Others, however, choose to sidestep the verification issue altogether. In the 50 programs it designed and administers, Health Advancement Services, which specializes in health risk assessment strategies, always offers incentives (frequently partial waiver of deductibles) strictly for participation in the health promotion program–not for performance. “One of our organizations is considering offering non-smokers a break on their medical insurance premium,” says CEO Sawyer. “But I’m recommending against it. How do you know he’s not smoking? Maybe he’s smoking on the weekend. If you’re trying to find out, then you’re a policeman.”
The Health Adavancement program typically consists of completing a questionnaire, going through a screening plus visiting an on-site nurse for an evaluation. That’s what the worker is rewarded for; after that, it’s up to that worker to take further action.
And the honor system works, Sawyer says, positive changes are visible in test results. At one site, for instance, 64% of workers tested had a cholesterol count of over 200 in 1989; in 1990 only 32% had those results.

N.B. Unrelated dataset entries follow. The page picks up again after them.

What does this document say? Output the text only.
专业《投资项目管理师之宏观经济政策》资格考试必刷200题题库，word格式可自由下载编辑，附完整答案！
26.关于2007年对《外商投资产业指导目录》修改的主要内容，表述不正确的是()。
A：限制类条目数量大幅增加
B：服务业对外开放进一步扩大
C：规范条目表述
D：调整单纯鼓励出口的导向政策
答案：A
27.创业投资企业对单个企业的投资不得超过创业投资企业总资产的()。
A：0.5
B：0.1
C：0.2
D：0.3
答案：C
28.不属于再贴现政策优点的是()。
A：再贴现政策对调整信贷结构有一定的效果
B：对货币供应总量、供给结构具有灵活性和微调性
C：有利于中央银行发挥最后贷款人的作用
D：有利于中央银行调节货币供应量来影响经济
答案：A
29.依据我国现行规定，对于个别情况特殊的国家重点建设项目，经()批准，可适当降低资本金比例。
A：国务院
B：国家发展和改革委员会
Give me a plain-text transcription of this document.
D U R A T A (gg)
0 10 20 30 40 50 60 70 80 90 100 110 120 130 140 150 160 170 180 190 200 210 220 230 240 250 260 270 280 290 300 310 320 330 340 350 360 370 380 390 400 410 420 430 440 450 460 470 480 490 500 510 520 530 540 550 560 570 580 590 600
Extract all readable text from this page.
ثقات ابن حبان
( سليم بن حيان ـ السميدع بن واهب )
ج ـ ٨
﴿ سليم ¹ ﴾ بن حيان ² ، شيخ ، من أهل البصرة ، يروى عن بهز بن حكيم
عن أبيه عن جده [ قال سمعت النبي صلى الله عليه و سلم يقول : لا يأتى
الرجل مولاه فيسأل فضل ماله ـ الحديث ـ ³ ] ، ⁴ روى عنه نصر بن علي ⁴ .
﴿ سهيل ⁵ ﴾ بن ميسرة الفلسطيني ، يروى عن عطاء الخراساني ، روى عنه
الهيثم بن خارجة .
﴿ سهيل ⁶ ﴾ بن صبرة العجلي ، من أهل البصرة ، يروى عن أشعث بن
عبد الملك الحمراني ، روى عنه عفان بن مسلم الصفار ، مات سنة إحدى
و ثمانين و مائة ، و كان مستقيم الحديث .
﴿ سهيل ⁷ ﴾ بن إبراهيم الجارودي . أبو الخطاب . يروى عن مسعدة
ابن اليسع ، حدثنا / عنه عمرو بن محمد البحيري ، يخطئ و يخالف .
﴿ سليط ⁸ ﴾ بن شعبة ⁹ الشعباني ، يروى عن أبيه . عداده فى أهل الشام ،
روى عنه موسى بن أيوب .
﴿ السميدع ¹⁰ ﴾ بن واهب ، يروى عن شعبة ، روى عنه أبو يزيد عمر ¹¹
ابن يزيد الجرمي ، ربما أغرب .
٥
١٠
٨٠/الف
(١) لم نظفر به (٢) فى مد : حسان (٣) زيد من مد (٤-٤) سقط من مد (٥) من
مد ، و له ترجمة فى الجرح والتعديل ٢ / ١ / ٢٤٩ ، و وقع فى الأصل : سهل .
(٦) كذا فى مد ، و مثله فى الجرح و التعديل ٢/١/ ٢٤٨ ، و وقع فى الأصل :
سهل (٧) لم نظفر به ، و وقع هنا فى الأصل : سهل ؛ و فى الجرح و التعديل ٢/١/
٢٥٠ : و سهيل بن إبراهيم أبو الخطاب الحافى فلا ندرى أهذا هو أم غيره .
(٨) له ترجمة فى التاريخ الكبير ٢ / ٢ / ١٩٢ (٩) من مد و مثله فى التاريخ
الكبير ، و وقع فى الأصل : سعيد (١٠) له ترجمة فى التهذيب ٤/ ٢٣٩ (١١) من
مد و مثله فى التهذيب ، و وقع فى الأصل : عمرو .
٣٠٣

Health Promotion: Can’t See the Forest for the Trees
In incentivized health promotion programs are such a great way to control healthcare costs, why don’t more organizations have them?” Most organizations have a short-sighted approach to cutting costs,” says Roger Reed of Keycare Health Resources. “They wan to do something that cuts costs today, not tomorrow.” Also, health promotion is a “soft” idea that doesn’t always sell well within the corporation. “I never use the term health promotion; it’s a system that doesn’t make sense to bean counters and executives,” says Bob Gorski a benefits directors at Whitman Corp., a Chicago-based Fortune 100 organization. He prefers “health risk management.” to describe his programs.
All agree, however, that interest in these types of programs is growing. “As medical insurance costs rise, the workers themselves will be demanding this,” says Ed Stasica.” I can envision an worker looking across the office and thinking ‘This guy is running up the healthcare costs. Is that fair?’ In the future, medical insurance will become like car insurance–if you have accidents, you pay more.”